3. To a sole arbitrator or an ad hoc arbitration tribunal established under the Arbitration Rules of the United Nations Commission on United Nations Commission on International Trade Law (UNCITRAL) applicable at the time of the opening of the procedure, or

4. To an arbitral tribunal established under the Arbitration Rules of the International Chamber of Commerce (ICC), the London Court of International Arbitration (LCIA) or the Arbitration Institute of the Stockholm Chamber of Commerce (SCC), or

5. To any other dispute settlement agreement concluded between the parties to the dispute.

(3) The arbitral award shall be binding and may not be the subject of complaints or remedies other than those provided for by the Convention or the applicable Arbitration Rules which are the basis of the arbitration procedure chosen by the investor. The arbitral award shall be executed by the Contracting Parties as a national judgment having the force of res judicata.
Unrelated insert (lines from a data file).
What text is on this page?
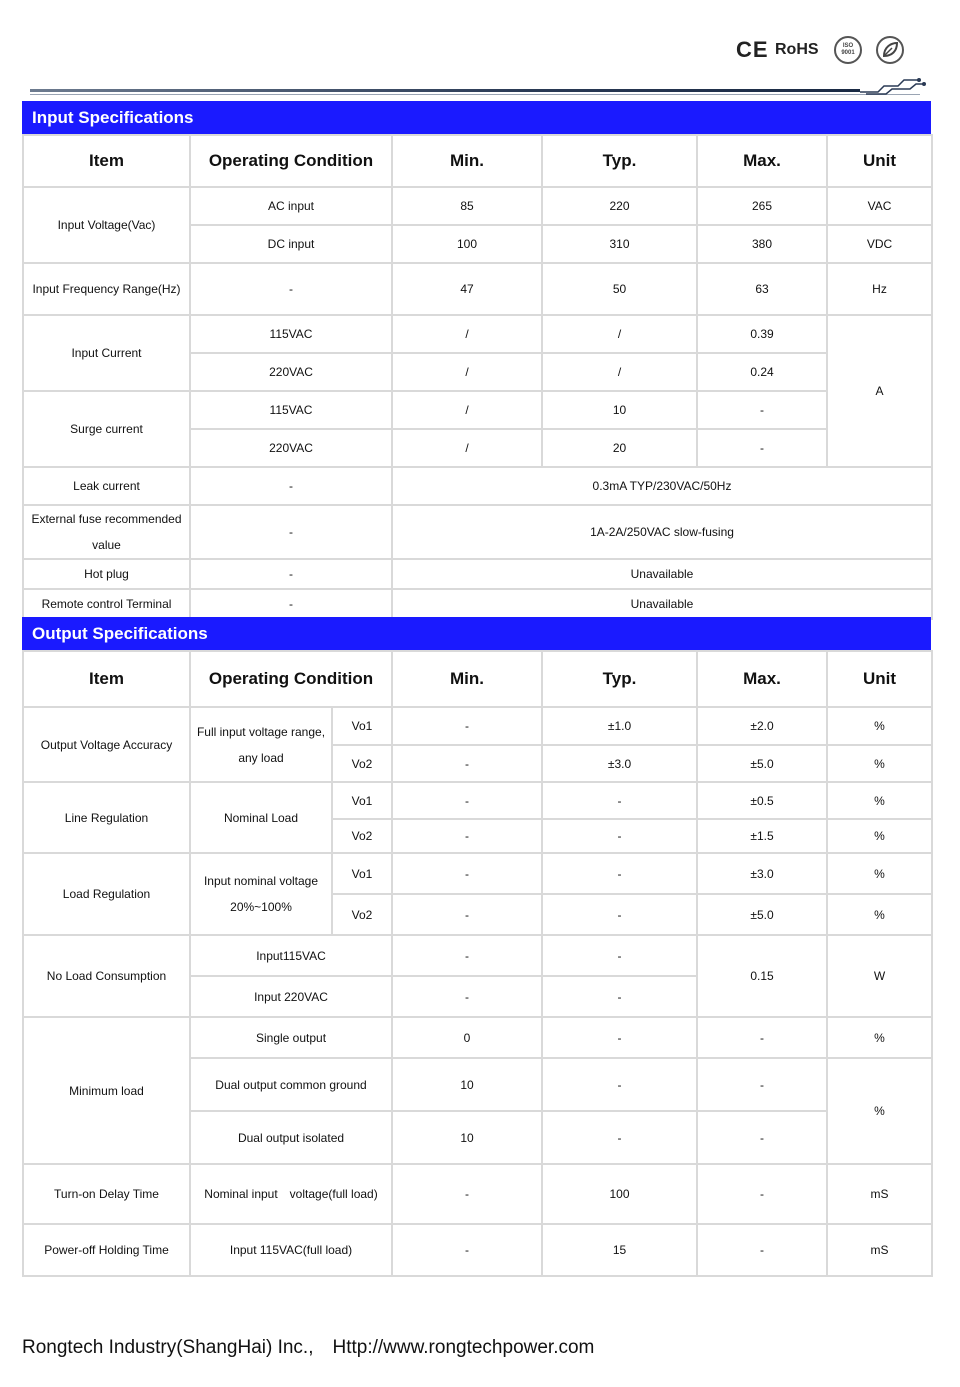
CE RoHS	ISO 9001
Input Specifications
Item	Operating Condition	Min.	Typ.	Max.	Unit
Input Voltage(Vac)	AC input	85	220	265	VAC
	DC input	100	310	380	VDC
Input Frequency Range(Hz)	-	47	50	63	Hz
Input Current	115VAC	/	/	0.39	A
	220VAC	/	/	0.24	
Surge current	115VAC	/	10	-	
	220VAC	/	20	-	
Leak current	-	0.3mA TYP/230VAC/50Hz			
External fuse recommended value	-	1A-2A/250VAC slow-fusing			
Hot plug	-	Unavailable			
Remote control Terminal	-	Unavailable			
Output Specifications
Item	Operating Condition		Min.	Typ.	Max.	Unit
Output Voltage Accuracy	Full input voltage range, any load	Vo1	-	±1.0	±2.0	%
		Vo2	-	±3.0	±5.0	%
Line Regulation	Nominal Load	Vo1	-	-	±0.5	%
		Vo2	-	-	±1.5	%
Load Regulation	Input nominal voltage 20%~100%	Vo1	-	-	±3.0	%
		Vo2	-	-	±5.0	%
No Load Consumption	Input115VAC		-	-	0.15	W
	Input 220VAC		-	-		
Minimum load	Single output		0	-	-	%
	Dual output common ground		10	-	-	%
	Dual output isolated		10	-	-	
Turn-on Delay Time	Nominal input　voltage(full load)		-	100	-	mS
Power-off Holding Time	Input 115VAC(full load)		-	15	-	mS
Rongtech Industry(ShangHai) Inc.,　Http://www.rongtechpower.com
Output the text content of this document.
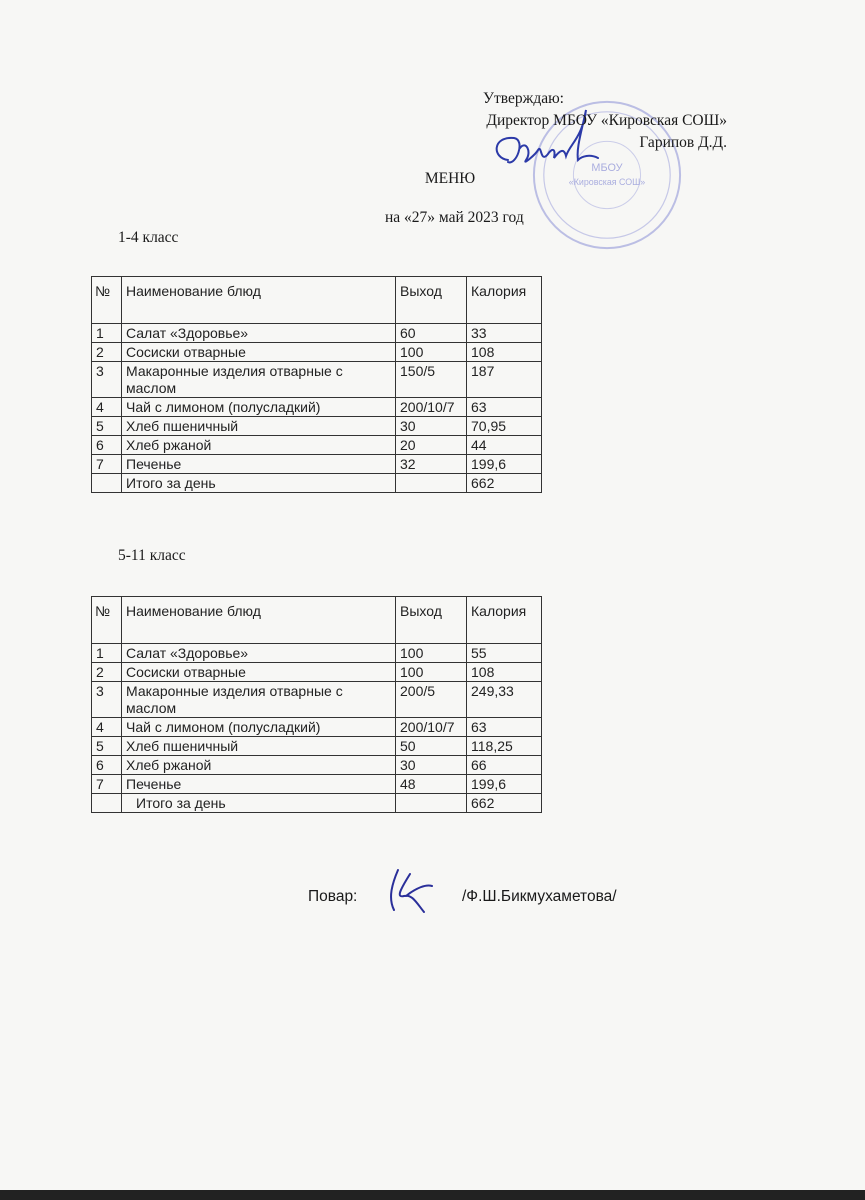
МБОУ
«Кировская СОШ»
Утверждаю:
Директор МБОУ «Кировская СОШ»
Гарипов Д.Д.
МЕНЮ
на «27» май 2023 год
1-4 класс
№	Наименование блюд	Выход	Калория
1	Салат «Здоровье»	60	33
2	Сосиски отварные	100	108
3	Макаронные изделия отварные с маслом	150/5	187
4	Чай с лимоном (полусладкий)	200/10/7	63
5	Хлеб пшеничный	30	70,95
6	Хлеб ржаной	20	44
7	Печенье	32	199,6
	Итого за день		662
5-11 класс
№	Наименование блюд	Выход	Калория
1	Салат «Здоровье»	100	55
2	Сосиски отварные	100	108
3	Макаронные изделия отварные с маслом	200/5	249,33
4	Чай с лимоном (полусладкий)	200/10/7	63
5	Хлеб пшеничный	50	118,25
6	Хлеб ржаной	30	66
7	Печенье	48	199,6
	Итого за день		662
Повар:	/Ф.Ш.Бикмухаметова/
(4) At the request of either party to the dispute, the arbitration proceedings under this article shall be made within a State that is a party to the United Nations Convention on 10 June 1958 for the Recognition and Enforcement of Foreign Arbitral Awards.

(5) During arbitration proceedings or of the execution of an arbitral award, the Contracting Party party shall raise no exception to the dispute based on the fact that the investor of the other Contracting Party has been partially or fully compensated by insurance.

Article 10. Scope of Application

This Treaty shall also apply to investments by investors of either Contracting Party, in accordance with the legislation of one Contracting Party effected within the territory of that Party prior to the entry into force of this Treaty.

This Treaty shall not apply to claims or disputes in connection with investments which have been submitted to arbitration or judicial proceedings before its entry into force. These disputes and claims will continue to be treated in accordance with the provisions of the Treaty of 13 September 1965 between the Federal Republic of Germany and the Republic of the Congo concerning the promotion and reciprocal protection of investments.

Article 11. Relations between the Contracting Parties

The application of this treaty does not depend on the existence of diplomatic or consular relations between the two Contracting Parties.

Article 12. Registration

Immediately after the entry into force of this Treaty, the Contracting Party that has signed will ensure the registration of the Treaty with the United Nations Secretariat pursuant to Article 102 of the Charter of the United Nations. As soon as the United Nations Secretariat confirmed registration, the other Contracting Party shall be informed by the communication of registration number.

Article 13. Entry Into Force, Duration and Termination

(1) This Treaty shall be ratified; the exchange of instruments of ratification will take place as soon as possible.

(2) This Treaty shall enter into force on the first day of the second month following the exchange of instruments of ratification. It shall remain in force for a period of ten years and thereafter shall be extended for an indefinite period unless one of the Contracting Parties denounces it in writing through diplomatic channels by giving notice of twelve (12) months before its expiration. At the end of the period of ten years, this treaty may be denounced at any time with 12 months notice.

(3) In respect of investments made prior to the date of termination of this Agreement, the provisions of articles 1 to 12 shall continue to apply for a period of twenty years from that date.

(4) Upon the entry into force of this Treaty, the Treaty of 13 September 1965 between the Federal Republic of Germany and the Republic of the Congo concerning the Reciprocal Promotion and Protection of Investments shall cease to have effect, without prejudice to the provisions of article 10 of this Treaty.

Conclusion

Done at Berlin, on 22 November 2010, in two copies in the German and French languages, both texts being equally authentic.